ADR-007: Real-time Communication with Socket.IO

Status: Accepted Date: February 2026 Decision makers: SALLY Engineering Team

Context

SALLY requires two distinct real-time communication patterns:

  1. Server-to-client push — The backend needs to push alerts, route status updates, integration sync progress, and ETA changes to the dispatcher dashboard without the client polling.
  2. Bidirectional messaging — Dispatchers and drivers need to exchange messages in real-time, with both sides sending and receiving.

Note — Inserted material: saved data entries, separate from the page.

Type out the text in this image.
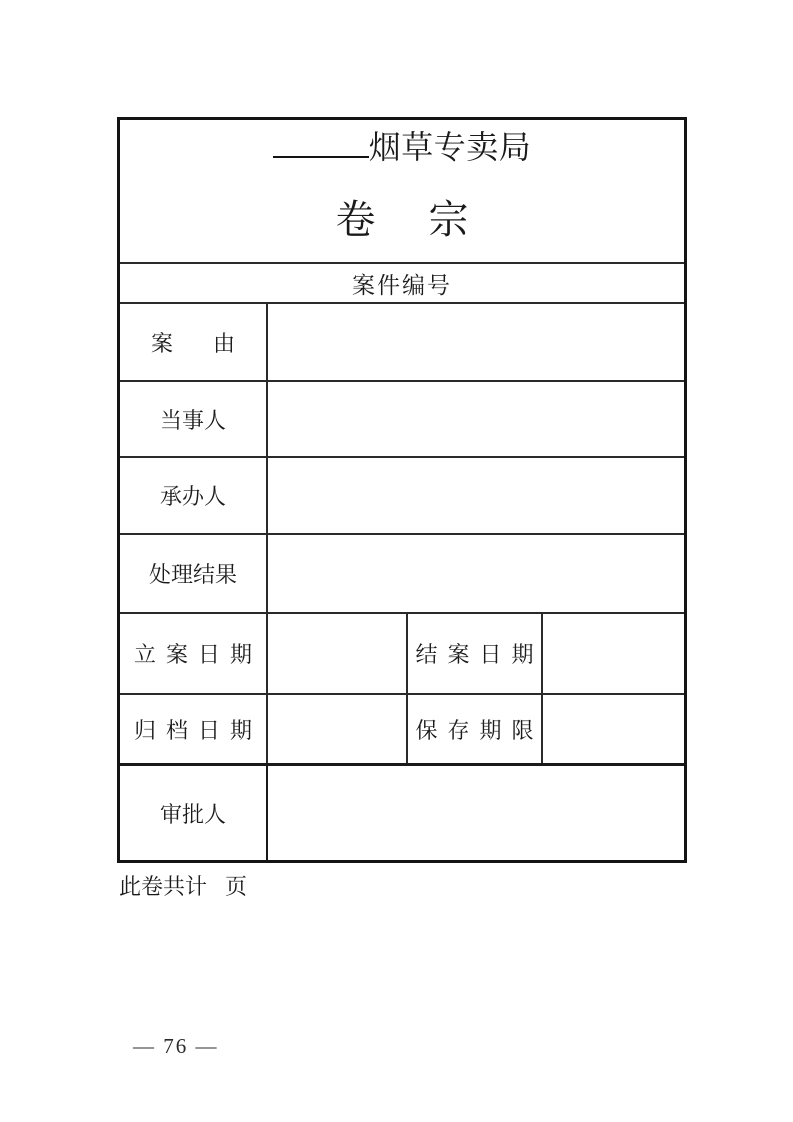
烟草专卖局
卷宗
案件编号
案由
当事人
承办人
处理结果
立案日期	结案日期
归档日期	保存期限
审批人
此卷共计 页
— 76 —
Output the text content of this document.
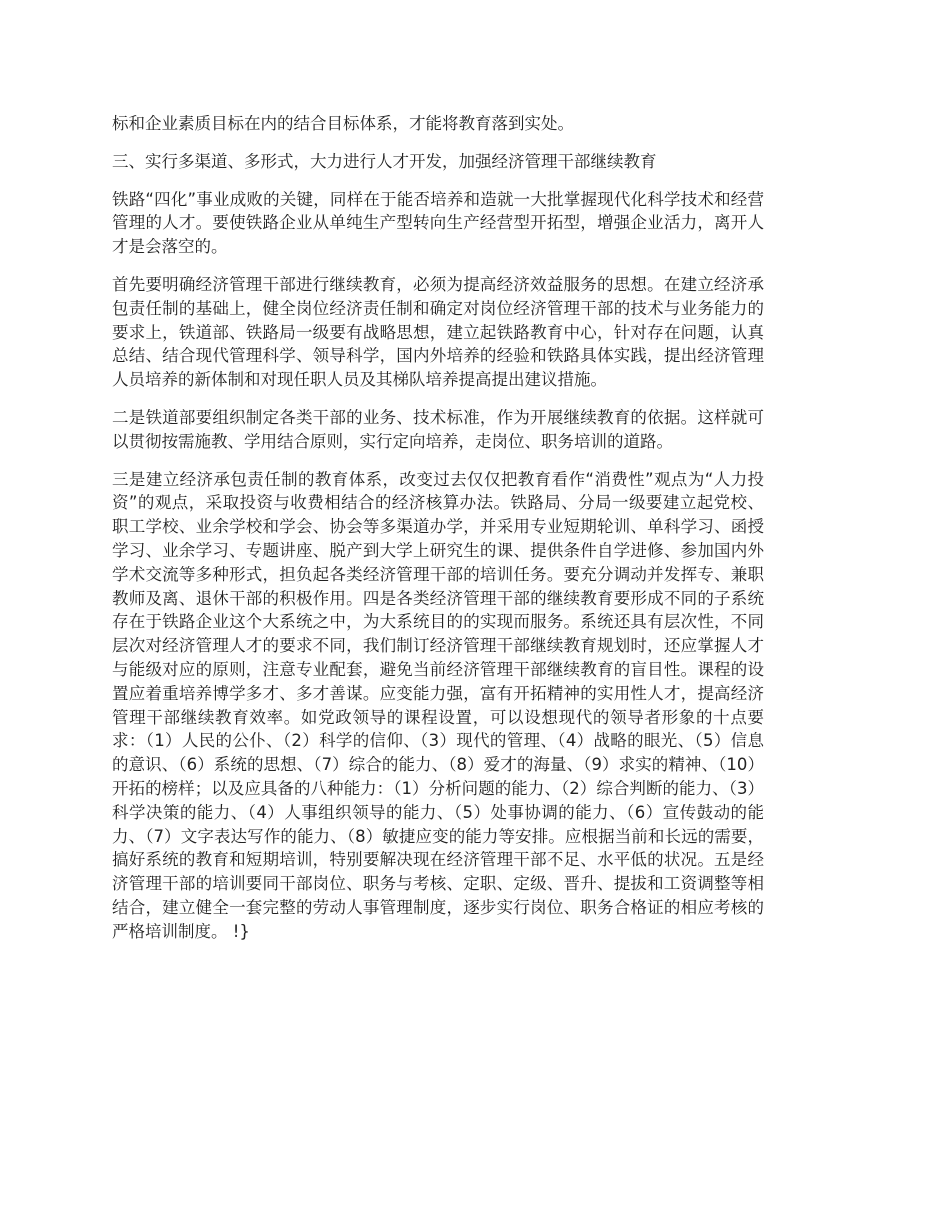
标和企业素质目标在内的结合目标体系，才能将教育落到实处。

三、实行多渠道、多形式，大力进行人才开发，加强经济管理干部继续教育

铁路“四化”事业成败的关键，同样在于能否培养和造就一大批掌握现代化科学技术和经营管理的人才。要使铁路企业从单纯生产型转向生产经营型开拓型，增强企业活力，离开人才是会落空的。

首先要明确经济管理干部进行继续教育，必须为提高经济效益服务的思想。在建立经济承包责任制的基础上，健全岗位经济责任制和确定对岗位经济管理干部的技术与业务能力的要求上，铁道部、铁路局一级要有战略思想，建立起铁路教育中心，针对存在问题，认真总结、结合现代管理科学、领导科学，国内外培养的经验和铁路具体实践，提出经济管理人员培养的新体制和对现任职人员及其梯队培养提高提出建议措施。

二是铁道部要组织制定各类干部的业务、技术标准，作为开展继续教育的依据。这样就可以贯彻按需施教、学用结合原则，实行定向培养，走岗位、职务培训的道路。

三是建立经济承包责任制的教育体系，改变过去仅仅把教育看作“消费性”观点为“人力投资”的观点，采取投资与收费相结合的经济核算办法。铁路局、分局一级要建立起党校、职工学校、业余学校和学会、协会等多渠道办学，并采用专业短期轮训、单科学习、函授学习、业余学习、专题讲座、脱产到大学上研究生的课、提供条件自学进修、参加国内外学术交流等多种形式，担负起各类经济管理干部的培训任务。要充分调动并发挥专、兼职教师及离、退休干部的积极作用。四是各类经济管理干部的继续教育要形成不同的子系统存在于铁路企业这个大系统之中，为大系统目的的实现而服务。系统还具有层次性，不同层次对经济管理人才的要求不同，我们制订经济管理干部继续教育规划时，还应掌握人才与能级对应的原则，注意专业配套，避免当前经济管理干部继续教育的盲目性。课程的设置应着重培养博学多才、多才善谋。应变能力强，富有开拓精神的实用性人才，提高经济管理干部继续教育效率。如党政领导的课程设置，可以设想现代的领导者形象的十点要求：（1）人民的公仆、（2）科学的信仰、（3）现代的管理、（4）战略的眼光、（5）信息的意识、（6）系统的思想、（7）综合的能力、（8）爱才的海量、（9）求实的精神、（10）开拓的榜样；以及应具备的八种能力：（1）分析问题的能力、（2）综合判断的能力、（3）科学决策的能力、（4）人事组织领导的能力、（5）处事协调的能力、（6）宣传鼓动的能力、（7）文字表达写作的能力、（8）敏捷应变的能力等安排。应根据当前和长远的需要，搞好系统的教育和短期培训，特别要解决现在经济管理干部不足、水平低的状况。五是经济管理干部的培训要同干部岗位、职务与考核、定职、定级、晋升、提拔和工资调整等相结合，建立健全一套完整的劳动人事管理制度，逐步实行岗位、职务合格证的相应考核的严格培训制度。 !}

The team evaluated three approaches:

  • Polling — Simple to implement but introduces latency (minimum of the poll interval) and unnecessary server load from empty responses.
  • WebSocket only — A single protocol for both patterns. Simpler architecture but requires maintaining WebSocket connections for all users, even those who only need server push.
  • SSE + WebSocket — SSE for server push (lightweight, auto-reconnect, works through proxies) and WebSocket for bidirectional messaging (only opened when needed).

Decision

Use Server-Sent Events (SSE) for server push and Socket.IO (WebSocket) for bidirectional messaging.

SSE implementation:

  • Clients connect to GET /sse/events with JWT cookie authentication
  • The SSE service maintains a map of connected clients per tenant
  • Backend services publish events to Redis pub/sub channels (tenant:{tenantId}:alerts, etc.)
  • The SSE service subscribes to these channels and fans out events to connected clients
  • Event types: new_alert, alert_resolved, route_status, sync_progress, eta_update

Socket.IO implementation:

  • Used exclusively for the messaging gateway between dispatchers and drivers
  • Socket.IO chosen over raw WebSocket for its automatic reconnection, room-based broadcasting, and fallback to long-polling
  • The messaging gateway (infrastructure/websocket/) authenticates connections via JWT
  • Messages are emitted as send_message events and received as new_message events

Consequences

What became easier:

  • SSE connections are lightweight and auto-reconnect on network interruptions. The dispatcher dashboard maintains a persistent event stream with minimal overhead.
  • Socket.IO’s room abstraction simplifies tenant-scoped messaging — each tenant is a room, and broadcasts are automatically scoped.
  • The SSE + WebSocket split means most users only need an SSE connection (low overhead). WebSocket connections are opened only when entering the messaging view.
  • Redis pub/sub decouples event producers from consumers. Any backend service can publish events without knowing which clients are connected.

What became harder:

  • Two real-time protocols mean two sets of connection management, error handling, and monitoring.
  • Frontend code must handle both SSE (EventSource API) and WebSocket (socket.io-client) event streams.
  • Testing real-time flows requires more infrastructure setup (Redis for pub/sub, SSE/WebSocket connections in tests).
  • Socket.IO adds a dependency (~50KB client-side) that raw WebSocket would not require.